Unter einem Gründungsjahr versteht der verständige Durchschnittsverbraucher im Falle einer Porzellanmanufaktur dasjenige Datum, in dem das Unternehmen tatsächlich in der Lage war, in der zusammen mit der Jahreszahl genannten Manufaktur Porzellan herzustellen. Mit der Nennung des Gründungsdatums einer Manufaktur verbindet der Verbraucher dabei nicht nur die Vorstellung, in diesem Jahre sei von einem bestimmten Wissensträger eine Erfindung getätigt worden bzw. habe dieser "Erfinder" ein fürstliches Privileg verliehen bekommen. Das Privileg (vgl. zu seiner Bedeutung auch Osterrieth, PatG, Rn. 25) hatte zwar wesentliche Bedeutung im Hinblick auf ein "rechtliches Dürfen" bezüglich der Porzellanherstellung in einem bestimmten Wirtschaftsraum, weil es eine Art gewerberechtliche Erlaubnis darstellte und dem Inhaber eine Monopolstellung verschaffte. Das "rechtliche Dürfen" und das Bestehen einer "Produktionsmöglichkeit" allein begründen aber noch keine Verbrauchererwartung in die Tradition. Dies setzt weiter voraus, dass die im Zusammenhang mit der Jahreszahl genannte Manufaktur auch tatsächlich (wirtschaftlich) tätig wurde, das heißt in einer der genannten Manufaktur zuzuordnenden Betriebsstätte Porzellan hergestellt wurde.

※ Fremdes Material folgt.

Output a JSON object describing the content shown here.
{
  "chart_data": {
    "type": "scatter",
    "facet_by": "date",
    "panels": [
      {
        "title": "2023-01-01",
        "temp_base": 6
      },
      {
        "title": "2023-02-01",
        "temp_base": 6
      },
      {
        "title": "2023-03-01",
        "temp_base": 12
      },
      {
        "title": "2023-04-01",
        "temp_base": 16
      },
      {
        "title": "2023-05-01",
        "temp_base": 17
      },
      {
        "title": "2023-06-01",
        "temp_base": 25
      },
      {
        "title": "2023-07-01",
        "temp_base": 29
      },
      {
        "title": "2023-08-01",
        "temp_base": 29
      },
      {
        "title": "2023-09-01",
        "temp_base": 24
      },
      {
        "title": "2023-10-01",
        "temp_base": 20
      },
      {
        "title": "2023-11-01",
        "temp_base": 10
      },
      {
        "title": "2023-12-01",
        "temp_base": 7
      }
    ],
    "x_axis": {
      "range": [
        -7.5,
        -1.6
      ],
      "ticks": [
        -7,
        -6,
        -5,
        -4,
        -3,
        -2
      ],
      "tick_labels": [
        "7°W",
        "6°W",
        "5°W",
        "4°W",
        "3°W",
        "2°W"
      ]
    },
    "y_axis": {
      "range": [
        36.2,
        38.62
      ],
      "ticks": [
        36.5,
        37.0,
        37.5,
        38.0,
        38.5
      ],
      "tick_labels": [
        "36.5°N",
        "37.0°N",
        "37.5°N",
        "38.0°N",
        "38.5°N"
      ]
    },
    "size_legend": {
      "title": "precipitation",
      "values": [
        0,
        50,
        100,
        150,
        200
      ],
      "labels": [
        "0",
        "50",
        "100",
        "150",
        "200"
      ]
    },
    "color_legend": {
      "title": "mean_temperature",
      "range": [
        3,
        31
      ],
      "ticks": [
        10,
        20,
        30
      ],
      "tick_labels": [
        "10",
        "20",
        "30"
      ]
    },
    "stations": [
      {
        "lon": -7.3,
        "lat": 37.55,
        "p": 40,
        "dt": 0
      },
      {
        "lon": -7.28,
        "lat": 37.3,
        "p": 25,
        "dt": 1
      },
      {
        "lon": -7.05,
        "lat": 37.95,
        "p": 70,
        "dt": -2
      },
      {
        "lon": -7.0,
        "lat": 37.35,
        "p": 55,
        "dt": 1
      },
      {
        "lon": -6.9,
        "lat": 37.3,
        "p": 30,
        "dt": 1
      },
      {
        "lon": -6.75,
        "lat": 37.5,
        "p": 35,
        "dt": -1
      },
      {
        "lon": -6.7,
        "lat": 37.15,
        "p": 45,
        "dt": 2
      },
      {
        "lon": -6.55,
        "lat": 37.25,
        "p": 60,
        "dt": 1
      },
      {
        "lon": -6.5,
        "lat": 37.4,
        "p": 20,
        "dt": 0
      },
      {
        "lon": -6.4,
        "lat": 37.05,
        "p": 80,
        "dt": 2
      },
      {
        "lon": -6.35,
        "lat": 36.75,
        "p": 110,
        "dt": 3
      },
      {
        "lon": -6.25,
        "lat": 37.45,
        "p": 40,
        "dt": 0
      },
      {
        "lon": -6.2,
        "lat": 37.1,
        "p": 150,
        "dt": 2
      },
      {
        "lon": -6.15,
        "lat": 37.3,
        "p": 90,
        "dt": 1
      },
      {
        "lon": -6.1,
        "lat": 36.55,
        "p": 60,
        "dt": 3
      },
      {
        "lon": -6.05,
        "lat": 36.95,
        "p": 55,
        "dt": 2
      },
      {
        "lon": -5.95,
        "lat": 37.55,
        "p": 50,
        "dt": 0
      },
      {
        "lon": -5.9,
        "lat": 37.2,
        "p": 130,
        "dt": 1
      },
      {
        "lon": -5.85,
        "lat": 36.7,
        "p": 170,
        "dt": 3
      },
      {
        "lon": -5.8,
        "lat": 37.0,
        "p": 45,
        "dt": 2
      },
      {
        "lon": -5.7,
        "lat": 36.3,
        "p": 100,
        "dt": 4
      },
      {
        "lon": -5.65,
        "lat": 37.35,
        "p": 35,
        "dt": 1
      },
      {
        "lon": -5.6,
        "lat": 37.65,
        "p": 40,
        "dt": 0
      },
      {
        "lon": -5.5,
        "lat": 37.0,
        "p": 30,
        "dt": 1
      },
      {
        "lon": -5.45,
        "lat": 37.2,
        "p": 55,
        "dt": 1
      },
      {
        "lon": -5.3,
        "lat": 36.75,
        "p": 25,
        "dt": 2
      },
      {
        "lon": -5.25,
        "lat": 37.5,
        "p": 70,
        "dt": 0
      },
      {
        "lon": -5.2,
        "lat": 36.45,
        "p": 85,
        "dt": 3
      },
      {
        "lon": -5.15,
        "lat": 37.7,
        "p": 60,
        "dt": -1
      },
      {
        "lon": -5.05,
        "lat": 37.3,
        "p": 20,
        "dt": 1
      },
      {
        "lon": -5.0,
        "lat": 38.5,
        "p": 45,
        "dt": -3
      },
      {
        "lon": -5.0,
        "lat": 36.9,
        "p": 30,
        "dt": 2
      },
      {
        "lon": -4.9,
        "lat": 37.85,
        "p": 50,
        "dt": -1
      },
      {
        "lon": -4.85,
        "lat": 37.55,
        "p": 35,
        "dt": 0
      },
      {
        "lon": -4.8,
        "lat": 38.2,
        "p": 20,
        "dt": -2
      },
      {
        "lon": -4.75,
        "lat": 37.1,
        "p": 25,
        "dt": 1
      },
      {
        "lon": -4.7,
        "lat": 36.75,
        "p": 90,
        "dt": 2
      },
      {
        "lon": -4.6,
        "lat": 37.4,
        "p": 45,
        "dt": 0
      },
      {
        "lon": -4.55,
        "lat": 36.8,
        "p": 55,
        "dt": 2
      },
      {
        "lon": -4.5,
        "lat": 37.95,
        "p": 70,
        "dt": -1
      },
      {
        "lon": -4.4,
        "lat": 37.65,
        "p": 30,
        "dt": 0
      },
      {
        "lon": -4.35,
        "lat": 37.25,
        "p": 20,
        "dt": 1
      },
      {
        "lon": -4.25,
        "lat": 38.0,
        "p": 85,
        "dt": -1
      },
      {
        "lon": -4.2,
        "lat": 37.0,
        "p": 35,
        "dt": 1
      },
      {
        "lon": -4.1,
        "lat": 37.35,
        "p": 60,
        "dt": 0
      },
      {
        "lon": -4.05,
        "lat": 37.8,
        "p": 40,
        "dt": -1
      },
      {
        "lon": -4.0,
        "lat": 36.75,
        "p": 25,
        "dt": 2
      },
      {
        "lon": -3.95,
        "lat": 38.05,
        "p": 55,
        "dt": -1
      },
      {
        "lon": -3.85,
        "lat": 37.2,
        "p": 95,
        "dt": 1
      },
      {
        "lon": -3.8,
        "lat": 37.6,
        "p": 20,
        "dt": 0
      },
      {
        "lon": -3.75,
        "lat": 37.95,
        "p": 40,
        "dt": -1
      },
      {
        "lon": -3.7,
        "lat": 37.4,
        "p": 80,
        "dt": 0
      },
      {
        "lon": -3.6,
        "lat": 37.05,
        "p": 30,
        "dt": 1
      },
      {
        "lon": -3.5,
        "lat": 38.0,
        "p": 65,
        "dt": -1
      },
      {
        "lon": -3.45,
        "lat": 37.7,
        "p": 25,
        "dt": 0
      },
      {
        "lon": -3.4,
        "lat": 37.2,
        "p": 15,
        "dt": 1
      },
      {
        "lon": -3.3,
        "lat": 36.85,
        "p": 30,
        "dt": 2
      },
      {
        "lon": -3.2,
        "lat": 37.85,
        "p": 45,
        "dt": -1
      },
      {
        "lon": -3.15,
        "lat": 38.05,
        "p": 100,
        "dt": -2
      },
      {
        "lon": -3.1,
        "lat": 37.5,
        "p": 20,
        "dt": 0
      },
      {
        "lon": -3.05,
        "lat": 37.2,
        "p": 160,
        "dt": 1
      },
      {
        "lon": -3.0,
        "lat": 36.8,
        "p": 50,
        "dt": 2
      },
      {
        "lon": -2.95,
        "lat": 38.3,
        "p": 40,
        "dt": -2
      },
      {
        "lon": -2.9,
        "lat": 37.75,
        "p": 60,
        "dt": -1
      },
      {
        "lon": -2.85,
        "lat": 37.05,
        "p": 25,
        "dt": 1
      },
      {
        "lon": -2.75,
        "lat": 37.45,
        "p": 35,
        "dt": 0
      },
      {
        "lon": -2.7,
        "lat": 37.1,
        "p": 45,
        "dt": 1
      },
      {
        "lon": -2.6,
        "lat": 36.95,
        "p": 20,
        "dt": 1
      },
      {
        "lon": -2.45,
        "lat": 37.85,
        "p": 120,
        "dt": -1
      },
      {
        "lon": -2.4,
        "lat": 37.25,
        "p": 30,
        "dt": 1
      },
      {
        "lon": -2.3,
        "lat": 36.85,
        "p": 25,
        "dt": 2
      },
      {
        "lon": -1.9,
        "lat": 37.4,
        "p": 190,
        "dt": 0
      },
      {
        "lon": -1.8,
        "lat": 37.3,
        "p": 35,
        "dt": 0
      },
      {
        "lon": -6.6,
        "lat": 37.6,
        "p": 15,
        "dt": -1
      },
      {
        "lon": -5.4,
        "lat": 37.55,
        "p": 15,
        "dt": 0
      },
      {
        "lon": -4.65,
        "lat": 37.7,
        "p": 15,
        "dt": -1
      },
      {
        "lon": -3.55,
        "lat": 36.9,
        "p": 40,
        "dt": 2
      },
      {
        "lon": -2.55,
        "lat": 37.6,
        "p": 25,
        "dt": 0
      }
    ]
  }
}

Insoweit unterscheidet sich die Verbrauchererwartung auch von den berechtigten wissenschaftlichen Interessen von Historikern, geschichtliche Vorgänge zu belegen. Die Verbrauchererwartung knüpft bei der Alterswerbung vielmehr allein an eine handwerkliche Tradition an, die neben der Erfindung voraussetzt, dass das Handwerk in dem beworbenen Betrieb seit dem genannten Gründungsjahr auch tatsächlich ausgeübt und seither basierend auf dieser Tradition überliefert und ständig fortentwickelt wurde, eben weil die Manufaktur nicht nur rechtlich befugt, sondern auch tatsächlich dazu in der Lage war. Deshalb erwartet der Verkehr bei der Nennung des Gründungsdatums, dass es zu dem als Gründungsjahr benannten Zeitpunkt bereits eine der genannten Manufaktur zuzuordnende wirtschaftliche Tätigkeit, also eine Produktion von Porzellan gegeben hat. Ob dies bereits das Erstellen einer kleinen Serie voraussetzt oder lediglich die Herstellung einzelner verkäuflicher Stücke, kann der Senat unentschieden lassen. Jedenfalls erwartet der Verkehr insoweit, dass es eine Produktion von Porzellan in einem solchen Umfang und in einer solchen Qualität gegeben hat, dass nicht mehr nur von einem Experimentierstadium in Bezug auf die Herstellung und Produktion von Porzellan gesprochen werden kann. Außerdem erwartet der Verbraucher auch von einer gegründeten Manufaktur, gewisse "essentialia" einer Kleinunternehmung, wie z.B. eine ausreichende Betriebsstätte sowie eine Ausstattung mit Betriebs- und Finanzmitteln, die eine wirtschaftliche Tätigkeit überhaupt erst ermöglichen können. Nur dieses Verständnis wird den Maßstäben gerecht, die das Publikum mit der Alters- bzw. Traditionswerbung in Verbindung bringt. Denn es geht dem Verbraucher insoweit gerade darum, dass eine ausreichende Erfahrung bei der Herstellung der Kunstgegenständen aus Porzellan vorhanden ist, die heute noch einen Kaufanreiz darstellt, etwa weil auf alte Formen oder gestalterische Besonderheiten zurückgegriffen werden kann. Eine solche Erfahrung wird aber erst durch eine beginnende Produktion begründet und nicht bereits durch eine Erfindung im Experimentierstadium (Senat Magazindienst 2008, 939).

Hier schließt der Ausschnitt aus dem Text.